ST. PETERSBURG, FL -- Are your Facebook "friends" really your friends?
Believe it or not, that question is at the center of a legal case that could make its way all the way up to the Supreme Court.
It started with a judge in Miami, but the issue at the heart of it all could eventually affect the way all of us decide who we give the thumbs up to on social media.
We asked people on Facebook: How many of your Facebook friends are really your friends?
“I would say about 2 or 3%,” said Carrie Freithe.
“Probably 50 percent,” said Anne Engelbrecht.
And then we asked how many are friends Facebook suggested they make based on people and other stuff they already liked?
“I can show you right now, I can show you six people that I've never even hang out with,” said Dylan Sowder.
“Even if it's a friend of a friend, they might've accepted them not knowing them, you know, and then it looks like you're mutual friends, but you're not really,” said Stephanie Coffie, who claims she knows every last one of her Facebook friends.

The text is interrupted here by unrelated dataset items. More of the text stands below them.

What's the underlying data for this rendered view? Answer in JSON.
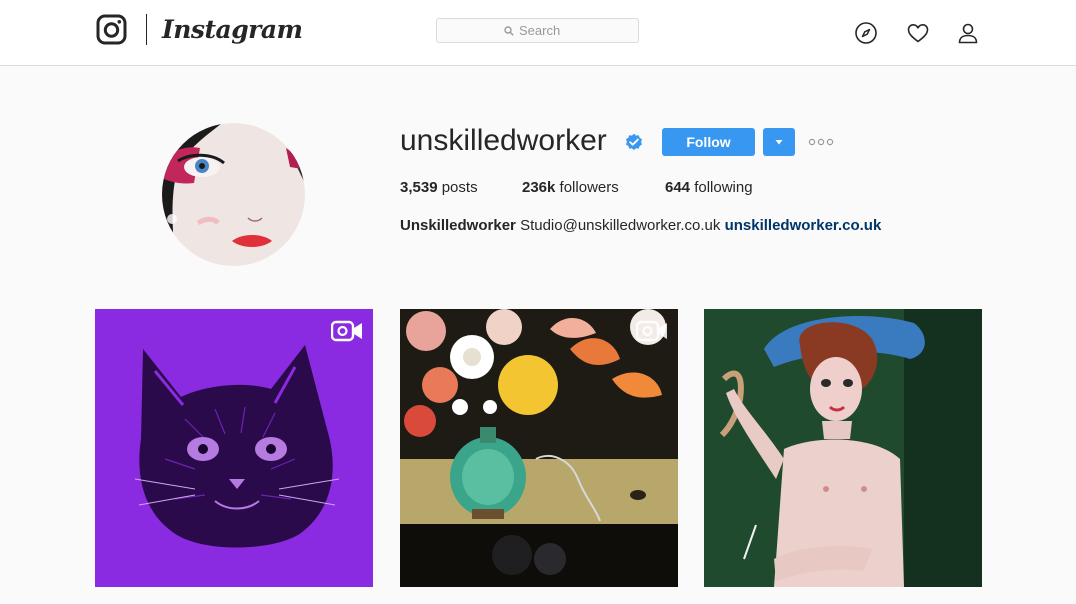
{
  "header": {
    "brand": "Instagram",
    "search": {
      "placeholder": "Search",
      "value": ""
    },
    "icons": [
      "instagram-camera-icon",
      "search-icon",
      "compass-icon",
      "heart-icon",
      "person-icon"
    ]
  },
  "profile": {
    "username": "unskilledworker",
    "verified": true,
    "follow_label": "Follow",
    "stats": {
      "posts_count": "3,539",
      "posts_label": "posts",
      "followers_count": "236k",
      "followers_label": "followers",
      "following_count": "644",
      "following_label": "following"
    },
    "bio": {
      "name": "Unskilledworker",
      "text": "Studio@unskilledworker.co.uk",
      "link": "unskilledworker.co.uk"
    }
  },
  "posts": [
    {
      "kind": "video",
      "subject": "purple cat illustration",
      "bg": "#8a2be2"
    },
    {
      "kind": "video",
      "subject": "flower vase still life painting",
      "bg": "#1e1a14"
    },
    {
      "kind": "image",
      "subject": "painted woman with blue hat",
      "bg": "#1f4a2e"
    }
  ],
  "colors": {
    "accent": "#3897f0",
    "link": "#003569",
    "verified": "#3897f0",
    "background": "#fafafa"
  }
}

The whole digital dilemma took center stage recently when a judge in Miami declined to recuse herself from a case being heard in her courtroom, even though one of the attorneys involved was also a Facebook "friend".
“Is that a breach of objectivity to the end you're the case where they are involved? Maybe,” said Louis Virelli, an ethics professor at Stetson law School in Gulfport.
Virelli, who has written a book on Supreme Court recusals, said you’d be hard-pressed to find any judge who didn’t know a lot of lawyers on Facebook.
So as far as recusing themselves?
“That could result in a system where it becomes too hard to even find a judge,” he said.
Previously, an appeals court told the judge in Miami she should step aside. But on Wednesday another court, digging into the social media aspect, said she didn't have to.
Now, the digital dilemma of what a Facebook friend is could make its way to the Florida, or perhaps even the U.S. Supreme Court. The ramifications of those decisions could also then go well beyond judges, lawyers and public officials who are generally held to higher standards.
“I think face-to-face contact of who you are really friends with. Not people you talk to you on the internet,” said Facebook user Carrie Freithe.
And what if potential employers, admissions officers and others judged us all by our so-called "friends?" Including the ones we don’t really know?
“Yeah, guilty by association. Definitely,” said Coffie.
Virelli thinks ultimately friending won't automatically mean friendship, and that people will have to do a little digging - as they always have - to gauge the true extent of a social media connection.
“We do ask very specific questions,” said Virelli, “What are the facts of your relationship?”
In the meantime, it might make you reconsider how much you really know about the people you follow, friend or like.
“I think you just have to be more careful because that kind of situation happens,” said Engelbrecht, “Right, wrong or indifferent.”